This is the last book by much-loved illustrator and author Judith Kerr, who died in May at 95. Based on a real episode when her family looked after the school rabbit, this story, like Kerr’s Mr Cleghorn’s Seal, is for newly confident readers, and has softly shaded pencil illustrations... Gently satirical about the theatrical profession, apparently set when Kerr’s children were young, and using the first names of her brother, father, husband and publisher, this seems to turn happy memories into a fond farewell.
Miraculously, [Kerr's] drawing style is almost unchanged from The Tiger Who Came to Tea: the mother here has lovely familiar rounded lines, especially in her dressing gown, and the cast of characters, having escaped modernity, looks just the same as in the early books. The picture of our narrator and the rabbit exchanging sour looks is quite brilliant. The author was a genius, with an affectionate sensibility. The deceptive simplicity of her stories and her capacity to see things from a child’s point of view were very rare gifts. Thank you, Judith Kerr.

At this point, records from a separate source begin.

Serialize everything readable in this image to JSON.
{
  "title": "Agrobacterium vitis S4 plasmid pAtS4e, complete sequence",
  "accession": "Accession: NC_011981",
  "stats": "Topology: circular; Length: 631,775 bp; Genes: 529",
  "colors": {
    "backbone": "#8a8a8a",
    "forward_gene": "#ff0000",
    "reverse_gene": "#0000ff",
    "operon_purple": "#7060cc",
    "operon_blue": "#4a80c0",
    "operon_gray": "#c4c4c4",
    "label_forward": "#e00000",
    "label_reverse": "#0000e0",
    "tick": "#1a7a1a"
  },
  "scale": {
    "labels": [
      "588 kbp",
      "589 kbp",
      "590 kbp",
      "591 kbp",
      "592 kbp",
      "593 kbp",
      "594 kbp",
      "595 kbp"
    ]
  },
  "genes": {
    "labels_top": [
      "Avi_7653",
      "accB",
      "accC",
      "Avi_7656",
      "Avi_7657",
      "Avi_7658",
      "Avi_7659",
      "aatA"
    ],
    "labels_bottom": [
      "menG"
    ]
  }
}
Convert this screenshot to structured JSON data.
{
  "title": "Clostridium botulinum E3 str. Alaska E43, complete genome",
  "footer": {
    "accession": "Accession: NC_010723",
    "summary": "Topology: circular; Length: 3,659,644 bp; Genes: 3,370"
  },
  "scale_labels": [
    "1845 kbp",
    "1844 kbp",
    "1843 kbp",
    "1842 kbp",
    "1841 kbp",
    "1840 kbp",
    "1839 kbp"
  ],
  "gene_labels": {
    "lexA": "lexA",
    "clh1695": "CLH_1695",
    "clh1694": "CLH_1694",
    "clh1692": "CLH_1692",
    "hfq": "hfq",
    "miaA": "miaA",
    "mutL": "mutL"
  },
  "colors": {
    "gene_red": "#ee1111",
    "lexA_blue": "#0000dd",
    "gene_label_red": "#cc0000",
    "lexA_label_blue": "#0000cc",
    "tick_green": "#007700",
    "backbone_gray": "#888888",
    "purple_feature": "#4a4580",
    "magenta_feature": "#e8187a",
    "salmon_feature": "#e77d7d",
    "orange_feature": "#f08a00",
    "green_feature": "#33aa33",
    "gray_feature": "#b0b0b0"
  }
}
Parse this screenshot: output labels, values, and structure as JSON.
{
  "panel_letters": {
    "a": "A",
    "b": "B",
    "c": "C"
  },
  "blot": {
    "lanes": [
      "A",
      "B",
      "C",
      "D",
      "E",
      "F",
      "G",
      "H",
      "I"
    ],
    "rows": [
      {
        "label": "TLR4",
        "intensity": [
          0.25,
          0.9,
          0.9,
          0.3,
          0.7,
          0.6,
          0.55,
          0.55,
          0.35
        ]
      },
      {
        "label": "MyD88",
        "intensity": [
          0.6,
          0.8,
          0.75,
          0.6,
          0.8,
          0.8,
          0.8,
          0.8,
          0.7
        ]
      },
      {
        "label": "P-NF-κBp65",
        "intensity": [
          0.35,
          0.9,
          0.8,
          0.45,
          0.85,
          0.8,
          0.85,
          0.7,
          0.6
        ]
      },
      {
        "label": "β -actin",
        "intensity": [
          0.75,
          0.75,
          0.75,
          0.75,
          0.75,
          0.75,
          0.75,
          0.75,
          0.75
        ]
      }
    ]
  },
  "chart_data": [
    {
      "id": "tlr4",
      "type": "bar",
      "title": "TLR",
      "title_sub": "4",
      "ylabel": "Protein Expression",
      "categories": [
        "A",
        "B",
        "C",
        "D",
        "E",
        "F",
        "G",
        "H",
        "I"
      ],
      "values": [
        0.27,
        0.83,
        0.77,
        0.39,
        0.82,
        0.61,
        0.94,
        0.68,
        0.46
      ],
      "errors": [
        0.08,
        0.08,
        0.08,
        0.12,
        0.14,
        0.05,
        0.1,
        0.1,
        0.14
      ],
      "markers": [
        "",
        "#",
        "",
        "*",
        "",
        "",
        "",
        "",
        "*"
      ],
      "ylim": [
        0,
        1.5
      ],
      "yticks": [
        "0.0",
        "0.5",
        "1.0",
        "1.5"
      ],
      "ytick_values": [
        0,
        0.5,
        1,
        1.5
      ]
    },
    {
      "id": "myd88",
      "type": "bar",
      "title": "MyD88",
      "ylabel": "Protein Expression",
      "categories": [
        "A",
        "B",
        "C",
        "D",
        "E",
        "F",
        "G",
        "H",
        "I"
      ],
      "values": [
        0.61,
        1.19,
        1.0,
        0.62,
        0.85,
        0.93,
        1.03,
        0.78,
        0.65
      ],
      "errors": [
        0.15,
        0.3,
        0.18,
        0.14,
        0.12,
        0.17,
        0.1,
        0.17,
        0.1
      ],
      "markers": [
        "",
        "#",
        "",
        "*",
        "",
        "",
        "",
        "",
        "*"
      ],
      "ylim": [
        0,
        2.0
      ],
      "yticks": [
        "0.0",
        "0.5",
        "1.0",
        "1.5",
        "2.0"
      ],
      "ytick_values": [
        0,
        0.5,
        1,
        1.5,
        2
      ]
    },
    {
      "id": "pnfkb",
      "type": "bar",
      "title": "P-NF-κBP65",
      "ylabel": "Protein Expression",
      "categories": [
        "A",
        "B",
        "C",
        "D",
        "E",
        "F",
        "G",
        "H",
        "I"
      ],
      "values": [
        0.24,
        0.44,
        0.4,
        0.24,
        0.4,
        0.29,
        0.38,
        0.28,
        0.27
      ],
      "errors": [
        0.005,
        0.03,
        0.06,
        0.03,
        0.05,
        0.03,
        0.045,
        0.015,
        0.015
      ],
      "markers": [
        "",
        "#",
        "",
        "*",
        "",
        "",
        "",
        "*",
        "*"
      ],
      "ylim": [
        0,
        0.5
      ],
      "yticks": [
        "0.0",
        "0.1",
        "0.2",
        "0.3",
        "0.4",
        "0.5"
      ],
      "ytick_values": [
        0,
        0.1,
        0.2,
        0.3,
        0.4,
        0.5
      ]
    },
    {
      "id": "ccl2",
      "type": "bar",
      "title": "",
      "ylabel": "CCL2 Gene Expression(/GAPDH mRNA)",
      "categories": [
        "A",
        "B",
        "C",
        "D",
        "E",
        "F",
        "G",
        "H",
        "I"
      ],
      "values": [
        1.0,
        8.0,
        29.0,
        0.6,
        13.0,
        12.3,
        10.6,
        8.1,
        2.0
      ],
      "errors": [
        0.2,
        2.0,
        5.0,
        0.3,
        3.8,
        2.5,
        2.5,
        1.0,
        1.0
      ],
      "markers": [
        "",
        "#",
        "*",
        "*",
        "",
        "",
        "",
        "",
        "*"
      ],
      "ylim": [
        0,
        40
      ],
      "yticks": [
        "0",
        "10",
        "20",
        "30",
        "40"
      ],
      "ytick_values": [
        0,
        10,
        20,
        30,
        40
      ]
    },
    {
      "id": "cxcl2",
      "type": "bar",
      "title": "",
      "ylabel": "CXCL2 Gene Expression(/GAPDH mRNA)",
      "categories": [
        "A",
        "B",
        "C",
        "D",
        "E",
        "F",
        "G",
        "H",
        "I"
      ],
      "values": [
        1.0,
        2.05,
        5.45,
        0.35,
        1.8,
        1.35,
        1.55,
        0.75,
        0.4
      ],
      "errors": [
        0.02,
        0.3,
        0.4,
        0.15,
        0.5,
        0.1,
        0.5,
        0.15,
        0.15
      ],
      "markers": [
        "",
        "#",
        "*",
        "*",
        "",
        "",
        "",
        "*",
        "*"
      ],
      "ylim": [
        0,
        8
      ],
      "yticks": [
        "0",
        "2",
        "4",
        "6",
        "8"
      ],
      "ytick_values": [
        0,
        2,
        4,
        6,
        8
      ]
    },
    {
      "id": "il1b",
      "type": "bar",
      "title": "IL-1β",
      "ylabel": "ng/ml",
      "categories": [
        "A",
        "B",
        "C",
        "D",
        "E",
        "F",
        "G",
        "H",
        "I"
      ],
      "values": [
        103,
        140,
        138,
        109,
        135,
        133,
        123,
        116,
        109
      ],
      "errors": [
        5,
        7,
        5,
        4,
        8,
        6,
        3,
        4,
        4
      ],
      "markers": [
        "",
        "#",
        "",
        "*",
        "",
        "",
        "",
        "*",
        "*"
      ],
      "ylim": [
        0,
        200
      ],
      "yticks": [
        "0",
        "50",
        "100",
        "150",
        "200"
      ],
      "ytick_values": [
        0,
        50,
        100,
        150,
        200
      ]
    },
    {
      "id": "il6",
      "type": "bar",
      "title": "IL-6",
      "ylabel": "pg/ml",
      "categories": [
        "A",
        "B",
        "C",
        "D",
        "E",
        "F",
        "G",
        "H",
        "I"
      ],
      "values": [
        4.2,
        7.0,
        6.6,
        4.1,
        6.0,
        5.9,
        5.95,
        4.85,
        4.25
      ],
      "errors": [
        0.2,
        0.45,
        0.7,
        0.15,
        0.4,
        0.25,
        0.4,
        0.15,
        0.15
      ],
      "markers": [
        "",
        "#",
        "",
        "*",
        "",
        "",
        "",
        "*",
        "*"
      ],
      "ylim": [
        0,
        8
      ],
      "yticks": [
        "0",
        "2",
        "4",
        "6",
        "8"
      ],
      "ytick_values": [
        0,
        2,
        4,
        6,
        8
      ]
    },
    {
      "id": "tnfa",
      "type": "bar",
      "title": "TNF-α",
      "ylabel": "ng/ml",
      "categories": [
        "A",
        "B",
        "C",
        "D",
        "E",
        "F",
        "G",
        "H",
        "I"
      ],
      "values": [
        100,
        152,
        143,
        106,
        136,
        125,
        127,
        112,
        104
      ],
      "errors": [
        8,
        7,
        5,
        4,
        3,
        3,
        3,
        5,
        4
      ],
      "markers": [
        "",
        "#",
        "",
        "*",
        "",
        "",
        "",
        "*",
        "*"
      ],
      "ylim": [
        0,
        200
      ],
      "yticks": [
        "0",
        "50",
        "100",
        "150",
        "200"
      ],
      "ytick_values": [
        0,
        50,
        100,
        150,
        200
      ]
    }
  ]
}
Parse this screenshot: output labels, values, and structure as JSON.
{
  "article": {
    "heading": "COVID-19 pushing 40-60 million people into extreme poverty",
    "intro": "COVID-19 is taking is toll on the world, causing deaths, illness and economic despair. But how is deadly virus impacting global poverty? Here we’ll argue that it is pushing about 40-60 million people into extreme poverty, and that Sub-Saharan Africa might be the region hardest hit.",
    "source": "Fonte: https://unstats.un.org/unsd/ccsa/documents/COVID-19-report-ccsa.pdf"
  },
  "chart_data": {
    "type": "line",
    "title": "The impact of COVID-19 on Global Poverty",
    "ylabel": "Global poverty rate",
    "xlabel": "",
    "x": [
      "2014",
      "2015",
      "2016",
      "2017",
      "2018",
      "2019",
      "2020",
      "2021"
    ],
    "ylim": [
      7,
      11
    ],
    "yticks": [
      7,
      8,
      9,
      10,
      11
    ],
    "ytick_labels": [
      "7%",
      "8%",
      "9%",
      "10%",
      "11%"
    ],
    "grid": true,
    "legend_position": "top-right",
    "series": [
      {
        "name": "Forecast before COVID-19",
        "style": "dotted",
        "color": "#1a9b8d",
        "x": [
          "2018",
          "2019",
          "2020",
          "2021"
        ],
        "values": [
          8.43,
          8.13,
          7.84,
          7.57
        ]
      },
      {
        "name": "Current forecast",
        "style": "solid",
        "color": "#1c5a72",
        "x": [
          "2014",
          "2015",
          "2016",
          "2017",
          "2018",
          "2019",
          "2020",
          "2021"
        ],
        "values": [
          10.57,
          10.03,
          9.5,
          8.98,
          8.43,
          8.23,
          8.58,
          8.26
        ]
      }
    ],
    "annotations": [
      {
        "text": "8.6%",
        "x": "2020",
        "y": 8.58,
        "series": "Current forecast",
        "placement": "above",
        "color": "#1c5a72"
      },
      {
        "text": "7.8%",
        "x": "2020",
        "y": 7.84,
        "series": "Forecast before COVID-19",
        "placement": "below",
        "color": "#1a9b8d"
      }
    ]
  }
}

There is this same sense of simplicity, of modesty, in every Kerr book up to and including The Curse of the School Rabbit. Not a word of the text is wasted. Not a single pencil stroke in the illustrations is out of place. There is no showing off here; no aim, apparently, other than to amuse and entertain. Events are most often viewed from the purest perspective, that of a child, one who understands more than most adults realise and accepts more than any adult can.